Preparation processors are additional steps you can add to a Prepare recipe Script.

To create a new Preparation processor, we recommend that you use the plugin developer tools (see the tutorial for an introduction). In the Definition tab, click on “+ ADD COMPONENT”, choose ”PREPARATION PROCESSOR”, and enter the identifier for your new processor. You’ll see a new folder named after your identifier containing 2 files: processor.json and processor.py.

A basic processor definition looks like:

{
    "meta" : {
        "label" : "Custom processor",
        "description" : "",
        "icon" : "icon-puzzle-piece"
    },
    "mode": "CELL",
    "params" : [
        {
            "name": "param1",
            "label": "Parameter 1",
            "type": "STRING",
            "description": "Some documentation for parameter1",
            "mandatory": true
        }
    ]
}

A basic implementation looks like:

def process(row):
    # row is a dict of the row on which the step is applied
    param1_value = params.get('param1')
    return param1_value

The “meta” field is similar to all other kinds of DSS components.

Output single column

When mode is set to CELL in the descriptor, the preparation processor outputs a single column.

To generate the values for this output column, DSS calls the process function of the processor for each rows of the dataset, and stores the returned value in the output column for the associated row.

The following implementation creates a new column containing a salutation message using the Name column in the input dataset.

def process(row):
    return "Dear " + row['Name']

To allow end-users to select an input column, you add a parameter of type COLUMN.

{
    "meta" : {
        "label" : "Custom processor (cell)",
        "description" : "",
        "icon" : "icon-puzzle-piece"
    },
    "mode": "CELL",
    "params" : [
        {
            "name": "input_column",
            "label": "Input column",
            "type": "COLUMN",
            "description": "Column containing the name of the person",
            "columnRole": "main",
            "mandatory": true
        }
    ]
}
def process(row):
    input_column = params.get('input_column')
    return "Dear " + row[input_column]

Output multiple columns

To output or modify more than one column, mode must be set to ROW in the descriptor.

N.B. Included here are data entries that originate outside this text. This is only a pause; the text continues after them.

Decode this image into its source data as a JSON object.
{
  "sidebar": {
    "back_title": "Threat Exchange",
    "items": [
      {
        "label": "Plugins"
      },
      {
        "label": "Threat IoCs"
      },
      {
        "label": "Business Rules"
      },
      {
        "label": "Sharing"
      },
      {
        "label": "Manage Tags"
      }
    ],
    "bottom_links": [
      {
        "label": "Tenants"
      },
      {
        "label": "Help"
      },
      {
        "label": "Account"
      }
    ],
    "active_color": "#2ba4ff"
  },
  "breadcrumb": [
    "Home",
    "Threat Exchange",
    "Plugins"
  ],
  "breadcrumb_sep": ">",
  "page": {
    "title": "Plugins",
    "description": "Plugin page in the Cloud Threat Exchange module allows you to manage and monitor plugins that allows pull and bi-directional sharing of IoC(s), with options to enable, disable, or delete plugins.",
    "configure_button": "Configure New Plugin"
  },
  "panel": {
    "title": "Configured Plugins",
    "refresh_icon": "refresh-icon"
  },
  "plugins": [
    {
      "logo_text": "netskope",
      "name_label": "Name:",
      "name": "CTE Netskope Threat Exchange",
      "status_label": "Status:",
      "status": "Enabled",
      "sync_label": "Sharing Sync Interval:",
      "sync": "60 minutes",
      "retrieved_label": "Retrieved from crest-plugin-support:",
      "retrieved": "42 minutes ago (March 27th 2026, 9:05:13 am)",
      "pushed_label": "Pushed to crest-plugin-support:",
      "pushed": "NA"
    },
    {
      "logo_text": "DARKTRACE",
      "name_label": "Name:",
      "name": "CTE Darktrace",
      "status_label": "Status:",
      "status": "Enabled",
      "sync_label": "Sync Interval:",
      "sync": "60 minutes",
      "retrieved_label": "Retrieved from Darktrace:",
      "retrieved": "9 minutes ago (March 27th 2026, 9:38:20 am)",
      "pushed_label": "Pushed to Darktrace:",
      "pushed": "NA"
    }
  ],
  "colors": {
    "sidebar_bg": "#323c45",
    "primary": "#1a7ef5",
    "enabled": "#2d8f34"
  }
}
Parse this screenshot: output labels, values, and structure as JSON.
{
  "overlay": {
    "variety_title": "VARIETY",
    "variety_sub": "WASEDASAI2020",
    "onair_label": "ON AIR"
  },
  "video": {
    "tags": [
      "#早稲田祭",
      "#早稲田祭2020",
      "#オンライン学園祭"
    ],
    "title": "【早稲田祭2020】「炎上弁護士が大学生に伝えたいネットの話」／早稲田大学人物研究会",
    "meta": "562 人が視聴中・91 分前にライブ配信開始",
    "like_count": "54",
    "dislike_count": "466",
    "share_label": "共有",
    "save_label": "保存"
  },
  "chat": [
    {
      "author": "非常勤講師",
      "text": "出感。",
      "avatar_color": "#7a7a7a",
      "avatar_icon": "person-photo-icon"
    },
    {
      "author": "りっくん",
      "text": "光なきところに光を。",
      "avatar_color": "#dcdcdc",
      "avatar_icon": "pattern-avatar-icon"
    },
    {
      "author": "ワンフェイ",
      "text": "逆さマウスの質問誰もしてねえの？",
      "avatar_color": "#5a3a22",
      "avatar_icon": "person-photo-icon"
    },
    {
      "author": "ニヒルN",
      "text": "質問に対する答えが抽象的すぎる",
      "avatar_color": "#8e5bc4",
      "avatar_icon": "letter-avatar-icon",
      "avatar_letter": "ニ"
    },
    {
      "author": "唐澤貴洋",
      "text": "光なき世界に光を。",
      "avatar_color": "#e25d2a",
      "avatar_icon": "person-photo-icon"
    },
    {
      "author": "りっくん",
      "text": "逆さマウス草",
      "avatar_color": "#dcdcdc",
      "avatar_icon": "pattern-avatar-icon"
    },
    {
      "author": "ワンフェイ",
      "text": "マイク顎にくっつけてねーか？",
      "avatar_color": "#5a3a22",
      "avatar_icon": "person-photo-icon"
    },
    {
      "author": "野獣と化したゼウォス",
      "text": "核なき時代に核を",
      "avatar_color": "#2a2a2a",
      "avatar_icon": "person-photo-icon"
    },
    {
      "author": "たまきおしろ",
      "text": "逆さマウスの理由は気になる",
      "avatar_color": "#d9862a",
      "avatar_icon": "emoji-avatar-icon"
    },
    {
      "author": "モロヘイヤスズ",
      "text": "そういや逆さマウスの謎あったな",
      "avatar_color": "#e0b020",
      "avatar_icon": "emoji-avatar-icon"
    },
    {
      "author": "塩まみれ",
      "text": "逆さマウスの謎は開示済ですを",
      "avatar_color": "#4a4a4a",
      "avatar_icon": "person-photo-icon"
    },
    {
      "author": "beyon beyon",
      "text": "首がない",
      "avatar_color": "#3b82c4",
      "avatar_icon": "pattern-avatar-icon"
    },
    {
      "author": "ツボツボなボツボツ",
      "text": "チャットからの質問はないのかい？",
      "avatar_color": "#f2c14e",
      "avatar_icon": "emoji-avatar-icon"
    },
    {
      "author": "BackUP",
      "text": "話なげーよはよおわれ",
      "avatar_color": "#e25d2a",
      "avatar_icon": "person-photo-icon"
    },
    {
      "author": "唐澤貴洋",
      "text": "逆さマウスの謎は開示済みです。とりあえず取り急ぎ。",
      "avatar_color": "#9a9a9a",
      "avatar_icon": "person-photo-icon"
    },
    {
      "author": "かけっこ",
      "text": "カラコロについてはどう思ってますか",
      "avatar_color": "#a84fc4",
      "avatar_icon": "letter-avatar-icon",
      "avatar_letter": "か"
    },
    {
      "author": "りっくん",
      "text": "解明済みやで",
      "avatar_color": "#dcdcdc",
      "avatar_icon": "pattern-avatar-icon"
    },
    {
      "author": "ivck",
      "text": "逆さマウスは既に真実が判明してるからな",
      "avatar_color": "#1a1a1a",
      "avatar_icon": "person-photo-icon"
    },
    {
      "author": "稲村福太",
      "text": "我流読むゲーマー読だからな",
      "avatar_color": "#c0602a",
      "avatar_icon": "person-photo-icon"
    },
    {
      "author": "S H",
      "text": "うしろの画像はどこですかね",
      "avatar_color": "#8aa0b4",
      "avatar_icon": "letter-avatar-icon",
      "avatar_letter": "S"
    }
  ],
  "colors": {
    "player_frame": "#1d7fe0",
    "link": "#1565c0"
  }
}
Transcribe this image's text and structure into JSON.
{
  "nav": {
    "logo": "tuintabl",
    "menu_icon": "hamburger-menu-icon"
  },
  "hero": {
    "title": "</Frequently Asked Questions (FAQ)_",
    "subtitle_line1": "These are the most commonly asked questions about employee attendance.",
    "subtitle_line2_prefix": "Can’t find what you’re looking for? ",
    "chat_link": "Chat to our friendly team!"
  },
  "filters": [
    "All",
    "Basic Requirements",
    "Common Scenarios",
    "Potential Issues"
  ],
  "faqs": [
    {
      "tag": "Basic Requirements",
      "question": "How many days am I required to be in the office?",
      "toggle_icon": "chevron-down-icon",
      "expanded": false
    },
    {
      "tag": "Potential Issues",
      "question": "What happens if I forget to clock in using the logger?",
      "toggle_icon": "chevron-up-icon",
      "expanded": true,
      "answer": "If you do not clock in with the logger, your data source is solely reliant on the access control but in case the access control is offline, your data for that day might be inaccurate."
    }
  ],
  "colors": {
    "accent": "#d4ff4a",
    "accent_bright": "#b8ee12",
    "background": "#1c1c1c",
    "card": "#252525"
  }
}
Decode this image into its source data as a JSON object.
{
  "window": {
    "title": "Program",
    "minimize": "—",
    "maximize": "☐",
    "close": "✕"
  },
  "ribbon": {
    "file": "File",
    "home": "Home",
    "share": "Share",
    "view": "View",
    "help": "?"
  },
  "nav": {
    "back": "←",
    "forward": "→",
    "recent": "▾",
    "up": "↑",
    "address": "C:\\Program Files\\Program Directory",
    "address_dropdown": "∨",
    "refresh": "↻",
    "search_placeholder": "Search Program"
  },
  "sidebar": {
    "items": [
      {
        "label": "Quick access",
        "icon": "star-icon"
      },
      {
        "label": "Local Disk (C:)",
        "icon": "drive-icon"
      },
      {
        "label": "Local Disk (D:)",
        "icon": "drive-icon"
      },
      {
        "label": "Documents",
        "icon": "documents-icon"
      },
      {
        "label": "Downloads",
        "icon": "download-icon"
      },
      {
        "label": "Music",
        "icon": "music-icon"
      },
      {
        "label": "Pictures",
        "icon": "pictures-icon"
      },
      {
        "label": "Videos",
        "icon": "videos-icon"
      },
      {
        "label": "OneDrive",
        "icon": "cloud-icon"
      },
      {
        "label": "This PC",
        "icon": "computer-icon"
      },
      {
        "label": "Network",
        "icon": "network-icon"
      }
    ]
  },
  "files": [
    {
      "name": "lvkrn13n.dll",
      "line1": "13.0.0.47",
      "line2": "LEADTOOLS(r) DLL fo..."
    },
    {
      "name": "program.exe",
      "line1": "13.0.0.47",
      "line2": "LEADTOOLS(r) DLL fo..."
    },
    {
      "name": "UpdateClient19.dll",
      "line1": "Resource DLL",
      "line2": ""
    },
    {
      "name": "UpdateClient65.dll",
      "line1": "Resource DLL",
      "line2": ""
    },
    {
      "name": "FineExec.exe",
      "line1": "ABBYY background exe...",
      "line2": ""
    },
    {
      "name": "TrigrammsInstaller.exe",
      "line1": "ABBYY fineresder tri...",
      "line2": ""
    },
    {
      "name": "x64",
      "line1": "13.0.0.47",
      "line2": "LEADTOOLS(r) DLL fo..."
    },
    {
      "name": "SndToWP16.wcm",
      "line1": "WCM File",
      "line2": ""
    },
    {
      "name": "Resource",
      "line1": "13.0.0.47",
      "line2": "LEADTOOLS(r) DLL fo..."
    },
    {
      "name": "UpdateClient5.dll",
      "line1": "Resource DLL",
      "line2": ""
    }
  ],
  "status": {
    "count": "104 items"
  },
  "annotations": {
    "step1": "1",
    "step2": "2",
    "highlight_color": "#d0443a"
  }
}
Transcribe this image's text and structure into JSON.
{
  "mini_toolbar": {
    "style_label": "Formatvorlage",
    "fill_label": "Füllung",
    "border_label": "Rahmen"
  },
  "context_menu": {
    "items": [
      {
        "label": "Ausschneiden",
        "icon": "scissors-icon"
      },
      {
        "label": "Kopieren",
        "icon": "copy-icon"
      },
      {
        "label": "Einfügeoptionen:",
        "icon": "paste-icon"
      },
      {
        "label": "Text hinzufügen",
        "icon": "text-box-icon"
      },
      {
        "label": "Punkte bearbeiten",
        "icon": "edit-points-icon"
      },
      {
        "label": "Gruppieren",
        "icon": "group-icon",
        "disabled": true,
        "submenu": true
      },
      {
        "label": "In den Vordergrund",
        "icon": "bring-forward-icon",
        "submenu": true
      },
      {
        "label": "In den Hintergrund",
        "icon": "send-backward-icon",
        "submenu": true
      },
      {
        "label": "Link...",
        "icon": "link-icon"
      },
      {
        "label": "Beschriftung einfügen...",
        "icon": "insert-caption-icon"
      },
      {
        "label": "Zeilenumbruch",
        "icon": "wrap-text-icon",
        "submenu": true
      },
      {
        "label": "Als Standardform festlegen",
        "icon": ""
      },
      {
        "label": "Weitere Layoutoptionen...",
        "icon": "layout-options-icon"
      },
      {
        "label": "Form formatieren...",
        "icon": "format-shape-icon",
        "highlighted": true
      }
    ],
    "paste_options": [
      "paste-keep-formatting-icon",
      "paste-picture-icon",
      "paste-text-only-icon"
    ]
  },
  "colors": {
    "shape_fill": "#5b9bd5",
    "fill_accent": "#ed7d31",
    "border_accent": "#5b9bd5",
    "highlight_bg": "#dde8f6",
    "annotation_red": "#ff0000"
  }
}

The implementation of your process function must return a dict where each key/value represent a cell in the row. You usually will return the row object received as argument after your modifications.

To configure the names of the output columns, you add one parameter per output column.

{
    "meta" : {
        "label" : "Custom processor (row)",
        "description" : "",
        "icon" : "icon-puzzle-piece"
    },
    "mode": "ROW",
    "params" : [
        {
            "name": "input_column",
            "label": "Input column",
            "type": "COLUMN",
            "description": "Column containing the name of the person",
            "columnRole": "main",
            "mandatory": true
        },
        {
            "name": "salutation_column",
            "label": "Salutation column",
            "type": "COLUMN",
            "description": "Output for salutation message",
            "columnRole": "output_salutation"
        },
        {
            "name": "greeting_column",
            "label": "Greeting column",
            "type": "COLUMN",
            "description": "Output column for greeting message",
            "columnRole": "output_greeting"
        }
    ]
}

For example, to generate 2 additional columns containing a salutation and a greeting message for each person in the dataset, you would use the above descriptor and this implementation:

def process(row):
    input_column = params.get('input_column')

    salutation_column = params.get('salutation_column')
    if salutation_column is not None and salutation_column != "":
        row[salutation_column] = "Dear " + row[input_column]

    greeting_column = params.get('greeting_column')
    if greeting_column is not None and greeting_column != "":
        row[greeting_column] = "Hello " + row[input_column]

    return row

Using code environment for a processor

To use the code environment defined for the processor, add an additional parameter “useKernel” within the processor.json.

The updated processor definition looks like:

{
    "meta" : {
        "label" : "Custom processor",
        "description" : "",
        "icon" : "icon-puzzle-piece"
    },
    "mode": "CELL",
    "params" : [
        {
            "name": "param1",
            "label": "Parameter 1",
            "type": "STRING",
            "description": "Some documentation for parameter1",
            "mandatory": true
        }
    ],
    "useKernel" : true
}

The plugin will need to be reloaded after making the above change.